Tumbuhlah jiwa ulama pejuang kharismatik dalam diri Den Mas Mustahar yang bersiap mengadakan perubahan. Di tahun 1825, Den Mas Mustahar yang pada tahun itu sudah berusia 40 tahun, tak mengenal apa yang disebut sebagai Revolusi. Namun cukuplah keteguhan dan konsekuensi yang berat akibat melawan Belanda menempatkan dirinya sebagai sosok Pejuang Tanah Jawa. Toh Den Mas Mustahar dewasa bahkan menanggalkan gelar kebangsawanannya yang mahsyur disebut Kanjeng Pangeran Diponegoro itu. Ia memilih sebuah gelar sultan bagi dirinya sendiri dengan sebaris nama Islam yang terdengar aksen Jawanya: Sultan Ngabdulkamit Erucakra Sayidin Panata lan Paneteg Agami ing Tanah Jawa (Sultan Abdul Hamid yang Menata dan Mengukuhkan Agama di Tanah Jawa).

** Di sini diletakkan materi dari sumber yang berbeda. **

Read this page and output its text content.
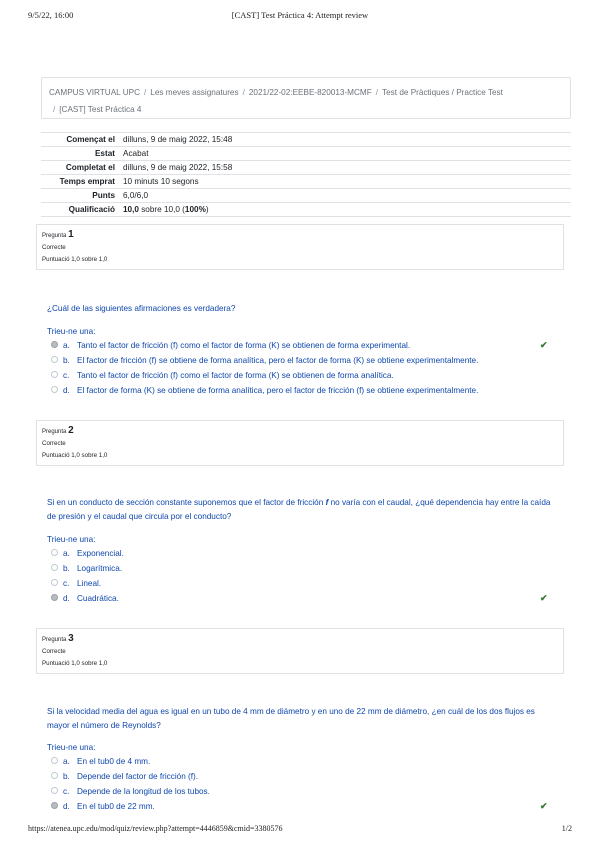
9/5/22, 16:00	[CAST] Test Práctica 4: Attempt review
CAMPUS VIRTUAL UPC / Les meves assignatures / 2021/22-02:EEBE-820013-MCMF / Test de Pràctiques / Practice Test
/ [CAST] Test Práctica 4
Començat el	dilluns, 9 de maig 2022, 15:48
Estat	Acabat
Completat el	dilluns, 9 de maig 2022, 15:58
Temps emprat	10 minuts 10 segons
Punts	6,0/6,0
Qualificació	10,0 sobre 10,0 (100%)
Pregunta 1
Correcte
Puntuació 1,0 sobre 1,0
¿Cuál de las siguientes afirmaciones es verdadera?
Trieu-ne una:
a. Tanto el factor de fricción (f) como el factor de forma (K) se obtienen de forma experimental.	✔
b. El factor de fricción (f) se obtiene de forma analítica, pero el factor de forma (K) se obtiene experimentalmente.
c. Tanto el factor de fricción (f) como el factor de forma (K) se obtienen de forma analítica.
d. El factor de forma (K) se obtiene de forma analítica, pero el factor de fricción (f) se obtiene experimentalmente.
Pregunta 2
Correcte
Puntuació 1,0 sobre 1,0
Si en un conducto de sección constante suponemos que el factor de fricción f no varía con el caudal, ¿qué dependencia hay entre la caída de presión y el caudal que circula por el conducto?
Trieu-ne una:
a. Exponencial.
b. Logarítmica.
c. Lineal.
d. Cuadrática.	✔
Pregunta 3
Correcte
Puntuació 1,0 sobre 1,0
Si la velocidad media del agua es igual en un tubo de 4 mm de diámetro y en uno de 22 mm de diámetro, ¿en cuál de los dos flujos es mayor el número de Reynolds?
Trieu-ne una:
a. En el tub0 de 4 mm.
b. Depende del factor de fricción (f).
c. Depende de la longitud de los tubos.
d. En el tub0 de 22 mm.	✔
https://atenea.upc.edu/mod/quiz/review.php?attempt=4446859&cmid=3380576	1/2
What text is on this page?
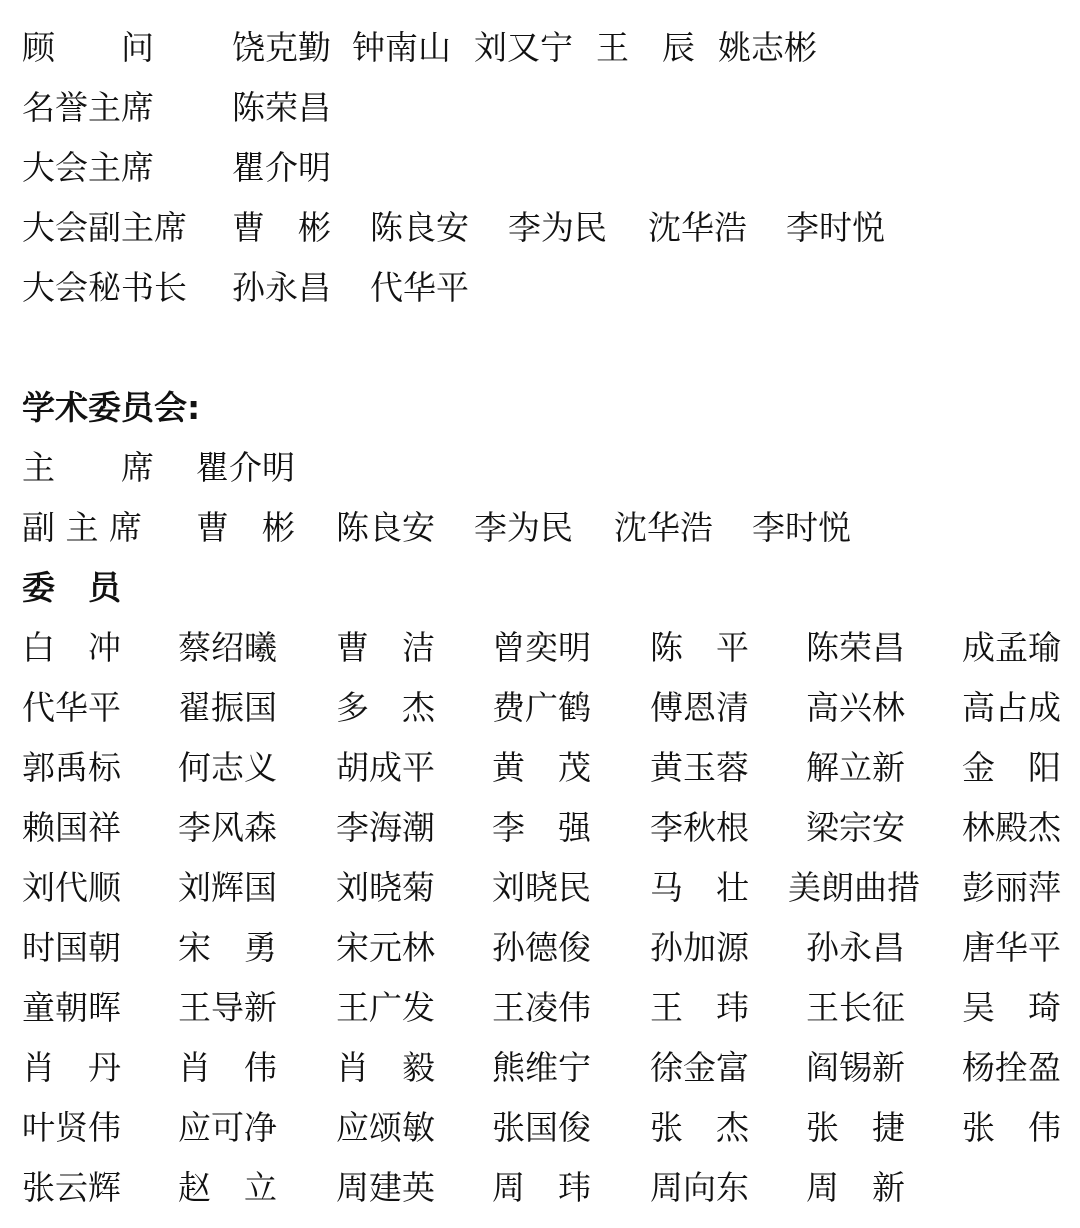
顾　　问 饶克勤 钟南山 刘又宁 王　辰 姚志彬
名誉主席 陈荣昌
大会主席 瞿介明
大会副主席 曹　彬 陈良安 李为民 沈华浩 李时悦
大会秘书长 孙永昌 代华平
学术委员会:
主　　席 瞿介明
副 主 席 曹　彬 陈良安 李为民 沈华浩 李时悦
委　员
白　冲 蔡绍曦 曹　洁 曾奕明 陈　平 陈荣昌 成孟瑜
代华平 翟振国 多　杰 费广鹤 傅恩清 高兴林 高占成
郭禹标 何志义 胡成平 黄　茂 黄玉蓉 解立新 金　阳
赖国祥 李风森 李海潮 李　强 李秋根 梁宗安 林殿杰
刘代顺 刘辉国 刘晓菊 刘晓民 马　壮 美朗曲措 彭丽萍
时国朝 宋　勇 宋元林 孙德俊 孙加源 孙永昌 唐华平
童朝晖 王导新 王广发 王凌伟 王　玮 王长征 吴　琦
肖　丹 肖　伟 肖　毅 熊维宁 徐金富 阎锡新 杨拴盈
叶贤伟 应可净 应颂敏 张国俊 张　杰 张　捷 张　伟
张云辉 赵　立 周建英 周　玮 周向东 周　新
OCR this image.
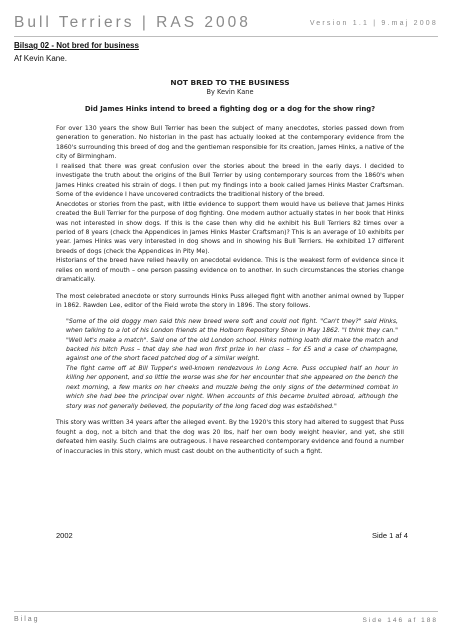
Bull Terriers | RAS 2008	Version 1.1 | 9.maj 2008
Bilsag 02 - Not bred for business
Af Kevin Kane.
NOT BRED TO THE BUSINESS
By Kevin Kane
Did James Hinks intend to breed a fighting dog or a dog for the show ring?

For over 130 years the show Bull Terrier has been the subject of many anecdotes, stories passed down from generation to generation. No historian in the past has actually looked at the contemporary evidence from the 1860's surrounding this breed of dog and the gentleman responsible for its creation, James Hinks, a native of the city of Birmingham.

I realised that there was great confusion over the stories about the breed in the early days. I decided to investigate the truth about the origins of the Bull Terrier by using contemporary sources from the 1860's when James Hinks created his strain of dogs. I then put my findings into a book called James Hinks Master Craftsman. Some of the evidence I have uncovered contradicts the traditional history of the breed.

Anecdotes or stories from the past, with little evidence to support them would have us believe that James Hinks created the Bull Terrier for the purpose of dog fighting. One modern author actually states in her book that Hinks was not interested in show dogs. If this is the case then why did he exhibit his Bull Terriers 82 times over a period of 8 years (check the Appendices in James Hinks Master Craftsman)? This is an average of 10 exhibits per year. James Hinks was very interested in dog shows and in showing his Bull Terriers. He exhibited 17 different breeds of dogs (check the Appendices in Pity Me).

Historians of the breed have relied heavily on anecdotal evidence. This is the weakest form of evidence since it relies on word of mouth – one person passing evidence on to another. In such circumstances the stories change dramatically.

The most celebrated anecdote or story surrounds Hinks Puss alleged fight with another animal owned by Tupper in 1862. Rawden Lee, editor of the Field wrote the story in 1896. The story follows.

"Some of the old doggy men said this new breed were soft and could not fight. "Can't they?" said Hinks, when talking to a lot of his London friends at the Holborn Repository Show in May 1862. "I think they can." "Well let's make a match". Said one of the old London school. Hinks nothing loath did make the match and backed his bitch Puss – that day she had won first prize in her class – for £5 and a case of champagne, against one of the short faced patched dog of a similar weight.

The fight came off at Bill Tupper's well-known rendezvous in Long Acre. Puss occupied half an hour in killing her opponent, and so little the worse was she for her encounter that she appeared on the bench the next morning, a few marks on her cheeks and muzzle being the only signs of the determined combat in which she had bee the principal over night. When accounts of this became bruited abroad, although the story was not generally believed, the popularity of the long faced dog was established."

This story was written 34 years after the alleged event. By the 1920's this story had altered to suggest that Puss fought a dog, not a bitch and that the dog was 20 lbs, half her own body weight heavier, and yet, she still defeated him easily. Such claims are outrageous. I have researched contemporary evidence and found a number of inaccuracies in this story, which must cast doubt on the authenticity of such a fight.

2002	Side 1 af 4
Bilag	Side 146 af 188
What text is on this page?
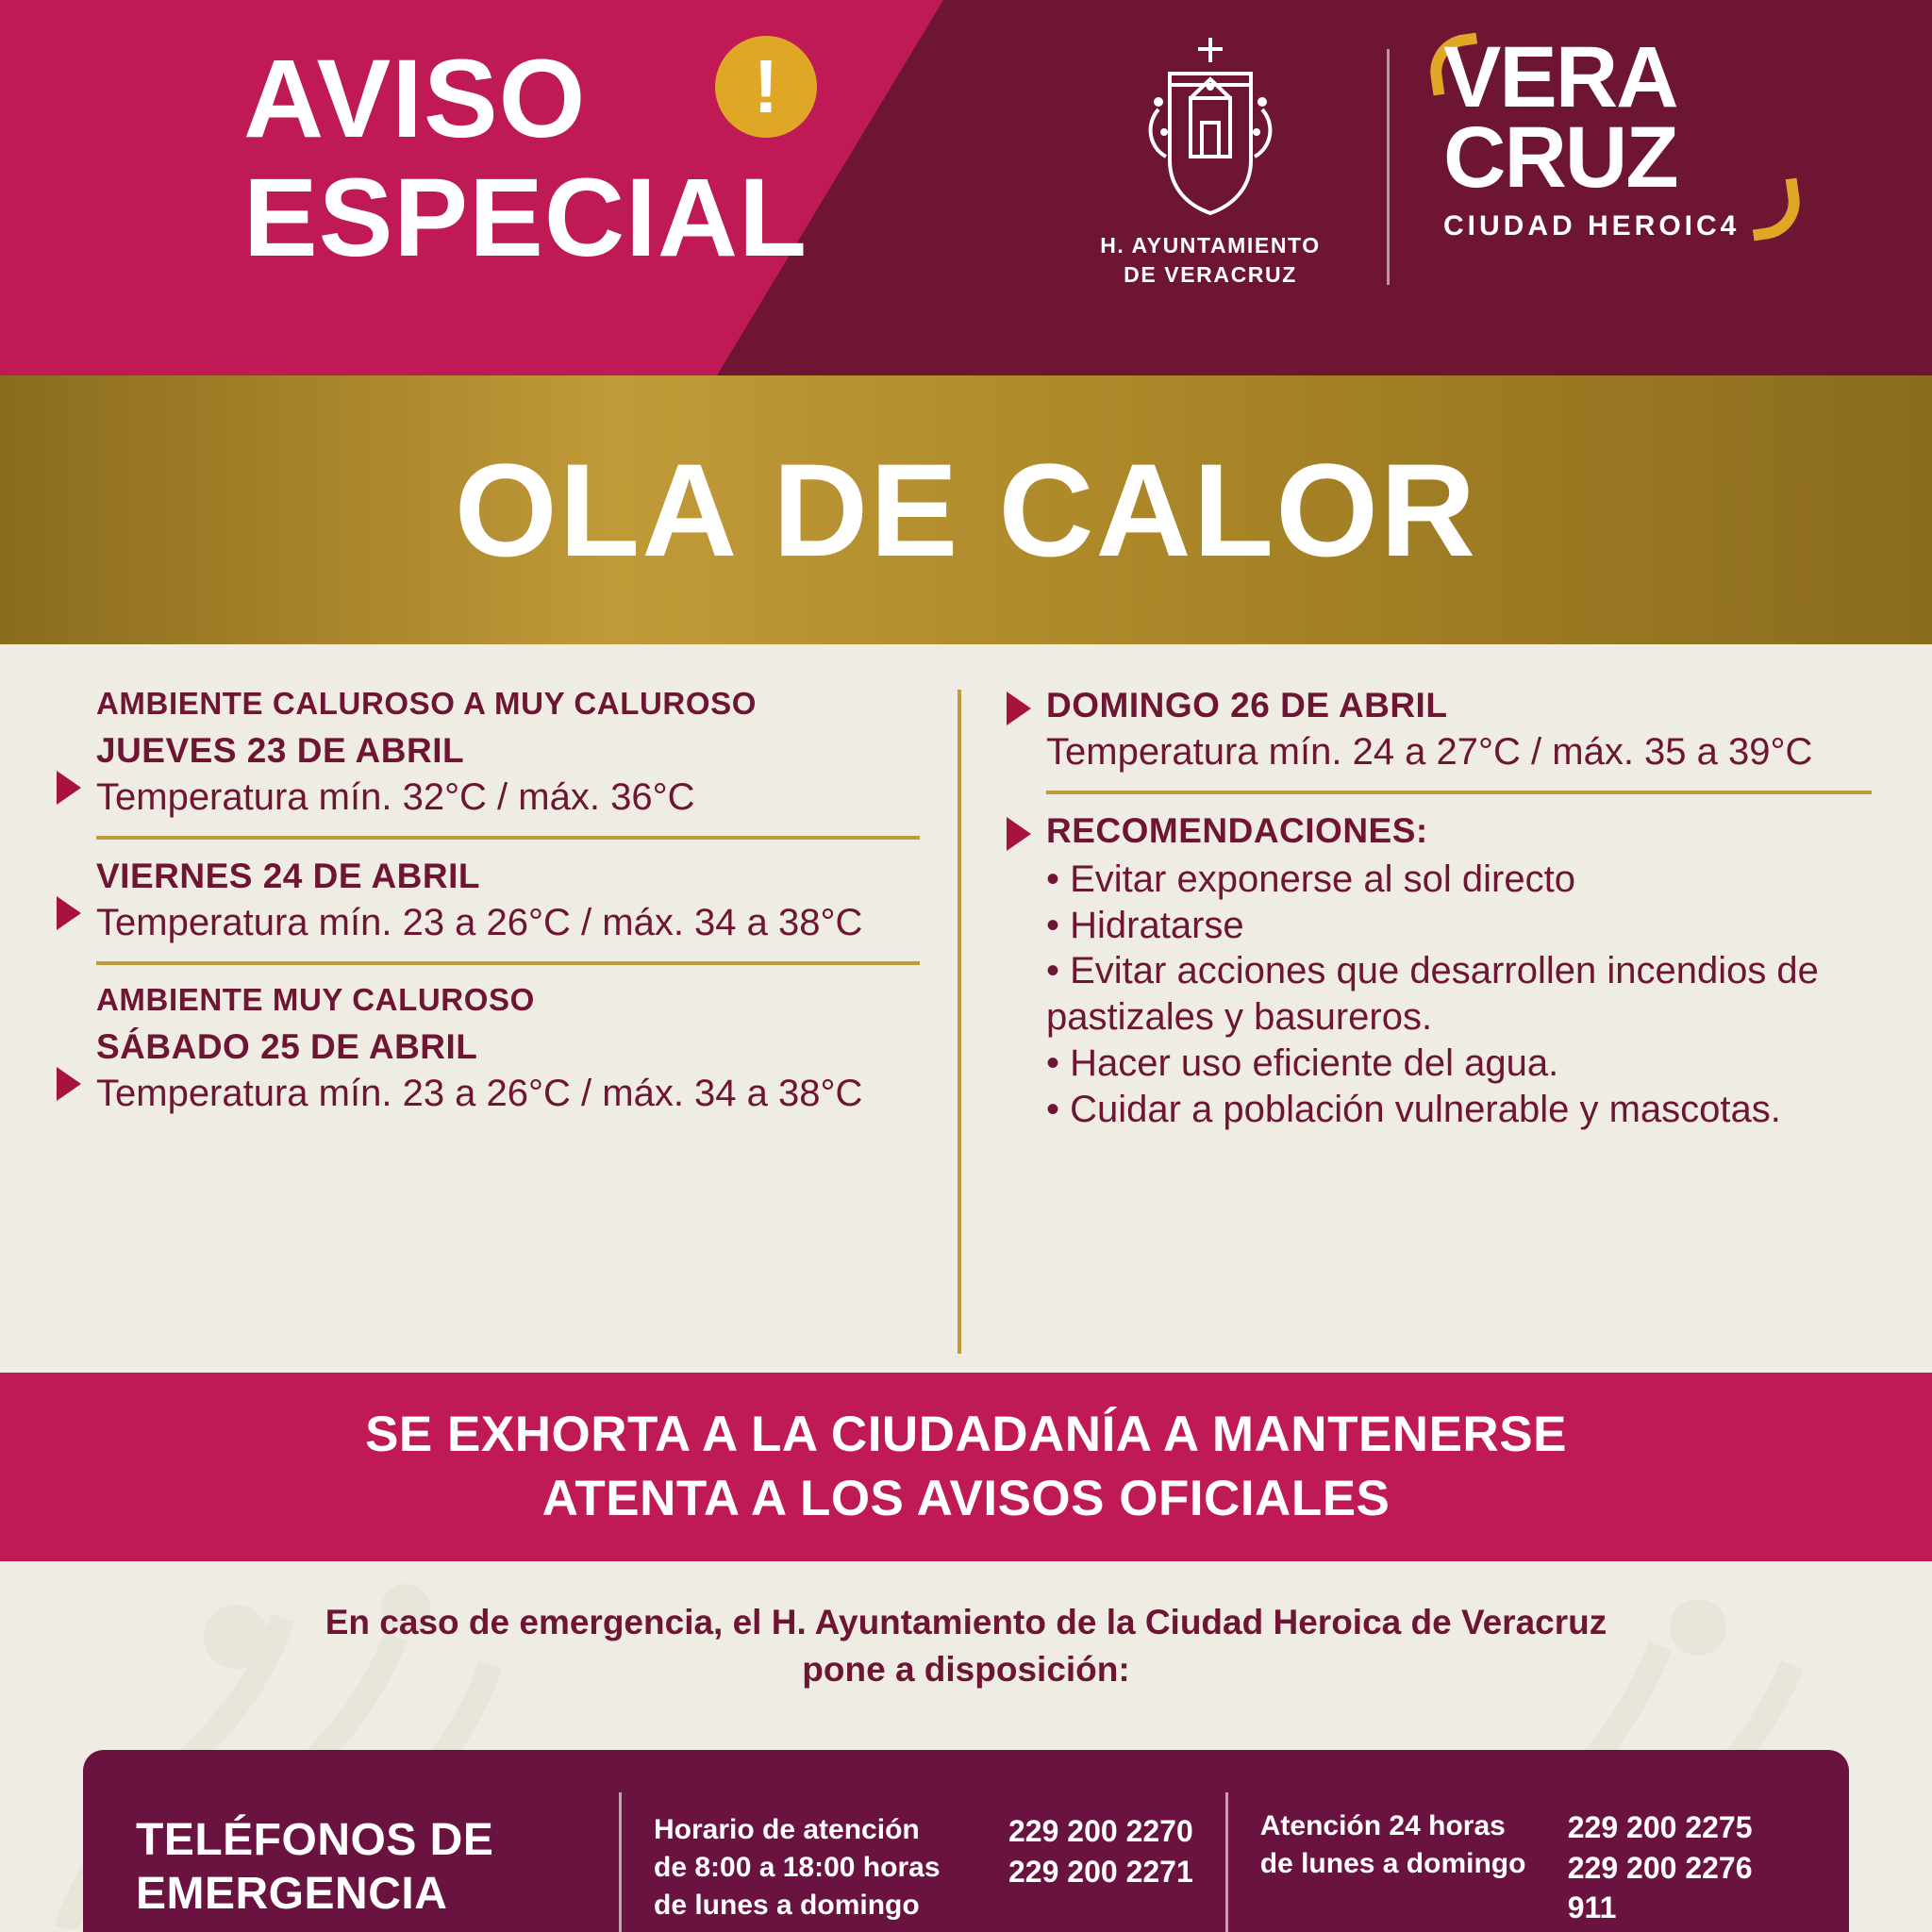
AVISO
ESPECIAL
!
H. AYUNTAMIENTO
DE VERACRUZ
VERA
CRUZ
CIUDAD HEROIC4
OLA DE CALOR
AMBIENTE CALUROSO A MUY CALUROSO
JUEVES 23 DE ABRIL
Temperatura mín. 32°C / máx. 36°C
VIERNES 24 DE ABRIL
Temperatura mín. 23 a 26°C / máx. 34 a 38°C
AMBIENTE MUY CALUROSO
SÁBADO 25 DE ABRIL
Temperatura mín. 23 a 26°C / máx. 34 a 38°C
DOMINGO 26 DE ABRIL
Temperatura mín. 24 a 27°C / máx. 35 a 39°C
RECOMENDACIONES:
• Evitar exponerse al sol directo
• Hidratarse
• Evitar acciones que desarrollen incendios de pastizales y basureros.
• Hacer uso eficiente del agua.
• Cuidar a población vulnerable y mascotas.
SE EXHORTA A LA CIUDADANÍA A MANTENERSE
ATENTA A LOS AVISOS OFICIALES
En caso de emergencia, el H. Ayuntamiento de la Ciudad Heroica de Veracruz
pone a disposición:
TELÉFONOS DE
EMERGENCIA
Horario de atención
de 8:00 a 18:00 horas
de lunes a domingo
229 200 2270
229 200 2271
Atención 24 horas
de lunes a domingo
229 200 2275
229 200 2276
911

Naif dan begitu bebal bagi kita sendiri ketika hari ini kita masih saja mengatakan Sang Pangeran yang berjubah dan bersorban ini meninggalkan gelar kebangsawanannya, berjuang semata-mata demi urusan duniawi, yakni sebidang tanah yang direbut oleh Penjajah Kolonial Belanda. Lima tahun perlawanannya (1825-1830) melawan Kapir Belanda bukanlah hal yang sia-sia. “Siapa yang tak tergerak oleh saat-saat yang teramat pedih ini?,” begitu Kata Peter Carey, yang menggambarkan mula-mula perang Sang Pangeran dan berakhir dengan gugurnya sekitar 200.000 syuhada Jawa.  Sejarawan menyebut perang Sang Pangeran melawan Belanda sebagai Java Oorlog, salah sebuah perang terpenting antara Kaum Muslimin melawan hegemoni kekufuran dan kezaliman penguasa di Tanah Jawa.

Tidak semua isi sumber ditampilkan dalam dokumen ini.